因此,可以考虑建立一个包装函数,在指定子进程个数为1时,不创建子进程,该函数还可以进行多线程后端选择等工作:

import concurrent.futures
import multiprocessing
import sys
 
# Constants
MULTIPROCESSING_POOL_MAX_WORKERS_LIMIT_WINDOWS = 61
PROCESS_POOL_EXECUTOR_MAX_WORKERS_LIMIT_WINDOWS = 61
 
# Python 3.14 has fixed windows process pool limit for multiprocessing.Pool
# But the limitation still applies to concurrent.futures.ProcessPoolExecutor
# See https://github.com/python/cpython/pull/107873
# See also https://github.com/python/cpython/issues/89240 and https://docs.python.org/3/whatsnew/changelog.html#id247
if sys.version_info >= (3,14) :
    MULTIPROCESSING_POOL_MAX_WORKERS_LIMIT_WINDOWS = 3969
#End If
 
# Checks if current platform is Windows
def IsRunningOnWindows() -> bool :
    return sys.platform.lower().startswith("win")
#End Function
 
# Check if Python version greater than version specified by tuple (Major, Minor) or (Major, Minor, Micro)

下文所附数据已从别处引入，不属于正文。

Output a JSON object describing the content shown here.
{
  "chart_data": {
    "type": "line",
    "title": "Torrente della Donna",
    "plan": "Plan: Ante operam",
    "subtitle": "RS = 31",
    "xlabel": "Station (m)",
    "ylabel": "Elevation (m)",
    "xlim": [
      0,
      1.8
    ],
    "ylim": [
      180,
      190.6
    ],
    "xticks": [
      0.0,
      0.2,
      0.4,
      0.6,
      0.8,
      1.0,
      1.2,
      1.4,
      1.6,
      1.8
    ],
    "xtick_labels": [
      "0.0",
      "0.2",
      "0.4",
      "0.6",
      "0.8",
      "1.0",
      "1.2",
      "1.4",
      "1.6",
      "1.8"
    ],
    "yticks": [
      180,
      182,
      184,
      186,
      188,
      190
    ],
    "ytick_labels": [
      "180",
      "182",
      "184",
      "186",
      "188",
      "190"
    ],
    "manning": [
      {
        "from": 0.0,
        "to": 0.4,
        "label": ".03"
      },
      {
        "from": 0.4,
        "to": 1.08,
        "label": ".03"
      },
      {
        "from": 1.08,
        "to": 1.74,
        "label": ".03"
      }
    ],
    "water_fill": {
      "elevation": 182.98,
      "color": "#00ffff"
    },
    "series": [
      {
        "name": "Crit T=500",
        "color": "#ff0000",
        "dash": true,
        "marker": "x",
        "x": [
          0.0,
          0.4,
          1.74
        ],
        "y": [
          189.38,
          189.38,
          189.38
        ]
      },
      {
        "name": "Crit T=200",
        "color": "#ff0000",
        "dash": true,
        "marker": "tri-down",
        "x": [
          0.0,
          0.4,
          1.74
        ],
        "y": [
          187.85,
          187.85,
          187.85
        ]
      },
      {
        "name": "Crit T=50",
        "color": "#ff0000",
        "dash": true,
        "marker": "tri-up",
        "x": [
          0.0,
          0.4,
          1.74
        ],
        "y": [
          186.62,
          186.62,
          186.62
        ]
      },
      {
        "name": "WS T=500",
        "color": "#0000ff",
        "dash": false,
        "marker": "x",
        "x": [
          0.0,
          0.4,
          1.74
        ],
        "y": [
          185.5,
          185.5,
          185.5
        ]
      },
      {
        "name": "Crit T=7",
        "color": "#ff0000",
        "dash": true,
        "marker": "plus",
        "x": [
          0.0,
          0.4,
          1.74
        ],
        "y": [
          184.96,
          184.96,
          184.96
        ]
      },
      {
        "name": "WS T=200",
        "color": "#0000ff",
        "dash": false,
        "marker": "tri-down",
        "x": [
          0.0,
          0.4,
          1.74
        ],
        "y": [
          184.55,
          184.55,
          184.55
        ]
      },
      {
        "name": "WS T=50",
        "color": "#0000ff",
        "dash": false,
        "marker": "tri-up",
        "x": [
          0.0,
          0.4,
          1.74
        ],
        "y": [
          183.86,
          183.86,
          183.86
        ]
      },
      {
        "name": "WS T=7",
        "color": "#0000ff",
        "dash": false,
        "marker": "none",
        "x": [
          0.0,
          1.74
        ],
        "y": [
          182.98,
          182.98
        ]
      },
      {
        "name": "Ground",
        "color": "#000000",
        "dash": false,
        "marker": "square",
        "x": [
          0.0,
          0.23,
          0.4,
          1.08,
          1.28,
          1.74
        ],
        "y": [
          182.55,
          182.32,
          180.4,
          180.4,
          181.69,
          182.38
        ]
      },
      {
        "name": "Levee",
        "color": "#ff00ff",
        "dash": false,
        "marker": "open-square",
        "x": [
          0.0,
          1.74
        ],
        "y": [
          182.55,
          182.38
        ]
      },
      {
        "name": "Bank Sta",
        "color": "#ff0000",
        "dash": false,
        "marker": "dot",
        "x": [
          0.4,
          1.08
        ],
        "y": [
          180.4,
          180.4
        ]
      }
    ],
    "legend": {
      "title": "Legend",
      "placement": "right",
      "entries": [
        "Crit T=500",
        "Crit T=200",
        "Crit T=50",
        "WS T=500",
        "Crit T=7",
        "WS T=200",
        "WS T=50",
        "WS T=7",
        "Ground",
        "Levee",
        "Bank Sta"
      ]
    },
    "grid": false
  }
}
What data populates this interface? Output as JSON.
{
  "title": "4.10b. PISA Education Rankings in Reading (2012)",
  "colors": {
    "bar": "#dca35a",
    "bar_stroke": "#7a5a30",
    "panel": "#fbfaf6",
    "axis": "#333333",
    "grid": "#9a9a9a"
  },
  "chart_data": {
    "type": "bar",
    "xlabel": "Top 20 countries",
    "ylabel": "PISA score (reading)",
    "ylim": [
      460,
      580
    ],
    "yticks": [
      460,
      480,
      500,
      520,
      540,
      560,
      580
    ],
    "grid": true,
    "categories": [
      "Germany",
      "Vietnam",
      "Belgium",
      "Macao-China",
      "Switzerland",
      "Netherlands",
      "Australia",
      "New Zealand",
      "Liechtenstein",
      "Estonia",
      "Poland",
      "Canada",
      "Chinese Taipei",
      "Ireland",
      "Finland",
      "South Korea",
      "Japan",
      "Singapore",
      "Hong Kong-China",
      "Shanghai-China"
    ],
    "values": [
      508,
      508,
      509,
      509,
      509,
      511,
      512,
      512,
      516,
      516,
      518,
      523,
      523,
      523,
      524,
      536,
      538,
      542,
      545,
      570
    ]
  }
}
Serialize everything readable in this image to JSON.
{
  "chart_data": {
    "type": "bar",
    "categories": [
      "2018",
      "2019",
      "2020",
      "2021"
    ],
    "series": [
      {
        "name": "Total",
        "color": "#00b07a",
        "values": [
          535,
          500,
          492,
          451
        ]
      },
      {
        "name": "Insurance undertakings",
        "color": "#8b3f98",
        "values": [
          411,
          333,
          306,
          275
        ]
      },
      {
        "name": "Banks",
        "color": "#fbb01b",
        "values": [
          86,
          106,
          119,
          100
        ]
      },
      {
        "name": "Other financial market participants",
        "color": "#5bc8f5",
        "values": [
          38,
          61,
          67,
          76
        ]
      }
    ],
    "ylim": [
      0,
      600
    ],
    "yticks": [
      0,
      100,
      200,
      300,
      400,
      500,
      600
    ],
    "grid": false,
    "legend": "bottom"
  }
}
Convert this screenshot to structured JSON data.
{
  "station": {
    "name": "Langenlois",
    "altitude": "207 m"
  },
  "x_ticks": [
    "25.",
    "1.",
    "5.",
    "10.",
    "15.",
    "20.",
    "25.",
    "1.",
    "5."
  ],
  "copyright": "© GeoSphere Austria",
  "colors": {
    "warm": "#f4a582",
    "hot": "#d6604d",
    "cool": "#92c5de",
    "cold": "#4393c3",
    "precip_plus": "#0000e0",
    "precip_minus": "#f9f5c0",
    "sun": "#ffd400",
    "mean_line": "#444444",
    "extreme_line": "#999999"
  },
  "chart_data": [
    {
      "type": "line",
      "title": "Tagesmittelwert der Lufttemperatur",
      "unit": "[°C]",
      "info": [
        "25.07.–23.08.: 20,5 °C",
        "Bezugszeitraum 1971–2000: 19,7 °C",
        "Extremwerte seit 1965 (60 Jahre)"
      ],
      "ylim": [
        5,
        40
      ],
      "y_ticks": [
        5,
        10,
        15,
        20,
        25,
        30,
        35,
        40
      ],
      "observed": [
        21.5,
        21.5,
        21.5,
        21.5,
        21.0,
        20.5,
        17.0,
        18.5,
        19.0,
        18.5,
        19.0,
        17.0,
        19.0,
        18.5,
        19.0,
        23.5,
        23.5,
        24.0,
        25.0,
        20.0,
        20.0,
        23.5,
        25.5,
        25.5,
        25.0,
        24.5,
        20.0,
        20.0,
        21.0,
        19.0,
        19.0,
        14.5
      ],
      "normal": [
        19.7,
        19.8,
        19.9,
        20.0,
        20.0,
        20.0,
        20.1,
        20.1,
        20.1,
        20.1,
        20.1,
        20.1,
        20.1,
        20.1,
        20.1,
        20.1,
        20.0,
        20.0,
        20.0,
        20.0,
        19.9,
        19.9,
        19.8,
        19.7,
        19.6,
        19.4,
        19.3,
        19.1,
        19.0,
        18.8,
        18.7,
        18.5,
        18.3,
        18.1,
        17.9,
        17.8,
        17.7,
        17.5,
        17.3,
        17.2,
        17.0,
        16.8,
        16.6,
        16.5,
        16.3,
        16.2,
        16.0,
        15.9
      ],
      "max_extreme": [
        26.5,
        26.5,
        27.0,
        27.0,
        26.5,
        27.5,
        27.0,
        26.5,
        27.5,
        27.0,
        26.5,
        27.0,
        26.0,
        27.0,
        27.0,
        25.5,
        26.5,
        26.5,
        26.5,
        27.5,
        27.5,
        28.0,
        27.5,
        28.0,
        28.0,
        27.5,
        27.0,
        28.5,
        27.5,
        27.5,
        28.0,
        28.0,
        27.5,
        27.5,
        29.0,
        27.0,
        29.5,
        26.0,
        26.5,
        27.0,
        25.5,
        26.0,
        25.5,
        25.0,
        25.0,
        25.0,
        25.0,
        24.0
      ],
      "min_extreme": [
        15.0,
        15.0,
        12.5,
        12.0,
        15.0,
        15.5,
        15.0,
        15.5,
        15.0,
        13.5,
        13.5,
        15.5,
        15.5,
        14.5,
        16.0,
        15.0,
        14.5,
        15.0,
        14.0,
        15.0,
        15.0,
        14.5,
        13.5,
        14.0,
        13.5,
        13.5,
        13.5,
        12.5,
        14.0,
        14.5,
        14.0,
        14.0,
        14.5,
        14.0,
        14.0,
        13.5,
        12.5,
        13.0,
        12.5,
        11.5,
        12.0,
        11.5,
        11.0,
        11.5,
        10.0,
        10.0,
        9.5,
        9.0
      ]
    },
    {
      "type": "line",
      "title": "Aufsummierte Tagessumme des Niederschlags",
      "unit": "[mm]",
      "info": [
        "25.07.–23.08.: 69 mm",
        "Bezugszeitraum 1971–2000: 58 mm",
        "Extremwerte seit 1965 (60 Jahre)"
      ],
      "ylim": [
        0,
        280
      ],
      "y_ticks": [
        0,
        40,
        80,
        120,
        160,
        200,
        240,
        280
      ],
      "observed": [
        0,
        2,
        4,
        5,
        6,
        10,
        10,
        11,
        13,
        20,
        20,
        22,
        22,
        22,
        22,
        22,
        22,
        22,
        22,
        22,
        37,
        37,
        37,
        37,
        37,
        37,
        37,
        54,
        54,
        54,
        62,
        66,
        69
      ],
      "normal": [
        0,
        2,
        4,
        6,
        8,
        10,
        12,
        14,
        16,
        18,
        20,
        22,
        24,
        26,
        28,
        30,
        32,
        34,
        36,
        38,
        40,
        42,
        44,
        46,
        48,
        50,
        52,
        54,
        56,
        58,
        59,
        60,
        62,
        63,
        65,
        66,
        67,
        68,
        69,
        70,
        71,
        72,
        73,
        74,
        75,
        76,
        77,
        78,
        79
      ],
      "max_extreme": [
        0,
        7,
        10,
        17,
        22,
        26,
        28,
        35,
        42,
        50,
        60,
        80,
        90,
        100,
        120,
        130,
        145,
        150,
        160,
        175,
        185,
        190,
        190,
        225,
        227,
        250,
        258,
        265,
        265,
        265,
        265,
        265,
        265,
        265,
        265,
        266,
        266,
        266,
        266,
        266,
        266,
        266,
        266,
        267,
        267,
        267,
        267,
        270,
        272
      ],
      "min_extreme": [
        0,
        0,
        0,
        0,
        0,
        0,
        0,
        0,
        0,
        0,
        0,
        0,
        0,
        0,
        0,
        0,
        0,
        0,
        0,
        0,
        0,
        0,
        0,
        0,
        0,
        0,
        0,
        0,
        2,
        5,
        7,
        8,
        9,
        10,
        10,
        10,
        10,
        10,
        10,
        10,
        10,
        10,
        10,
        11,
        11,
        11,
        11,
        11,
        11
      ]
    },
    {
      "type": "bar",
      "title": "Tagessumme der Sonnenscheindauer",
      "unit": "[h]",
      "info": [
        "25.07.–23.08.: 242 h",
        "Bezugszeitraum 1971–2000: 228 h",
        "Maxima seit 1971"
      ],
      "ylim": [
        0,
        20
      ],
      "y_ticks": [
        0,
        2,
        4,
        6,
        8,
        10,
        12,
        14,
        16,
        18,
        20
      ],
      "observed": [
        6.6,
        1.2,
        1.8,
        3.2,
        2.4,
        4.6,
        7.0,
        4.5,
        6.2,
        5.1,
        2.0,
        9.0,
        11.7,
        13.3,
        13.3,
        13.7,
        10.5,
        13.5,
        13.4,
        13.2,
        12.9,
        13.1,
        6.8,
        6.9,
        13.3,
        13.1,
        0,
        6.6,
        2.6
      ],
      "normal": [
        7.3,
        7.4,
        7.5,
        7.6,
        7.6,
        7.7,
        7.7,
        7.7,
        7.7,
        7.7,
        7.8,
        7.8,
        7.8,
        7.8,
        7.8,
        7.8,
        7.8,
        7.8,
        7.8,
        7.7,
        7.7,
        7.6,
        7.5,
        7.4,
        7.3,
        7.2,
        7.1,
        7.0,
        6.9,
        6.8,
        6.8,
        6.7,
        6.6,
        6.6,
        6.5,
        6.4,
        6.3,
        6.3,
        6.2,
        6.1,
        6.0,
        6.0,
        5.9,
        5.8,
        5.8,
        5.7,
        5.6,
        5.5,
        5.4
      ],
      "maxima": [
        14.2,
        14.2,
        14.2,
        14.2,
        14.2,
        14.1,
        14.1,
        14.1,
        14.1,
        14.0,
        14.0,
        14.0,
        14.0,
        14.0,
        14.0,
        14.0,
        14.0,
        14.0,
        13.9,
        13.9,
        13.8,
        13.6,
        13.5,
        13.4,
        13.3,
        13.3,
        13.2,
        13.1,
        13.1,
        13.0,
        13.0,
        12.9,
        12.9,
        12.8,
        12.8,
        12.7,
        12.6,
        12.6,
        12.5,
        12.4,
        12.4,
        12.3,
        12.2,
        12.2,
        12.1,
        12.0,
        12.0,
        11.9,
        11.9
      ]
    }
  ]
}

def IsPythonVersionGreaterThan(tplVersion : tuple, IsEqualAllowed : bool = True) :
    if IsEqualAllowed :
        return sys.version_info >= tplVersion
    else :
        return sys.version_info > tplVersion
    #End If
#End Function
 
# Calculate CPU core count for parallel computing
def GetCPUCoreCountForParallelComputing(dCPUCoreDividingDenominator : float = 2, nMaxCoreCountToUse : int = -1, 
                                        IsPlatformCheckingsSkipped : bool = False, IsStrictPlatformCheckingsEnabled : bool = False) -> int :
    # Check arguments
    if dCPUCoreDividingDenominator < 1 :
        raise ValueError("dCPUCoreDividingDenominator must be equal to or greater than 1")
    #End If
 
    # Platform checking
    if not IsPlatformCheckingsSkipped :
        # On Windows, some multithreading libraries (e.g. concurrent.futures.ProcessPoolExecutor) cannont use too many CPUs
        # Python 3.14 has fixed windows process pool limit for multiprocessing.Pool
        # But the limitation still applies to concurrent.futures.ProcessPoolExecutor
        if IsRunningOnWindows() :
            if IsStrictPlatformCheckingsEnabled or (not IsPythonVersionGreaterThan((3,14))) :
                if nMaxCoreCountToUse <= 0 or nMaxCoreCountToUse > PROCESS_POOL_EXECUTOR_MAX_WORKERS_LIMIT_WINDOWS :
                    nMaxCoreCountToUse = PROCESS_POOL_EXECUTOR_MAX_WORKERS_LIMIT_WINDOWS
                #End If
            else :
                if nMaxCoreCountToUse <= 0 or nMaxCoreCountToUse > MULTIPROCESSING_POOL_MAX_WORKERS_LIMIT_WINDOWS :
                    nMaxCoreCountToUse = MULTIPROCESSING_POOL_MAX_WORKERS_LIMIT_WINDOWS
                #End If
            #End If
        #End If
    #End If
 
    # Calculate CPU count
    nCPUCount = multiprocessing.cpu_count()
    nCPUCountToUse = math.ceil(nCPUCount / dCPUCoreDividingDenominator)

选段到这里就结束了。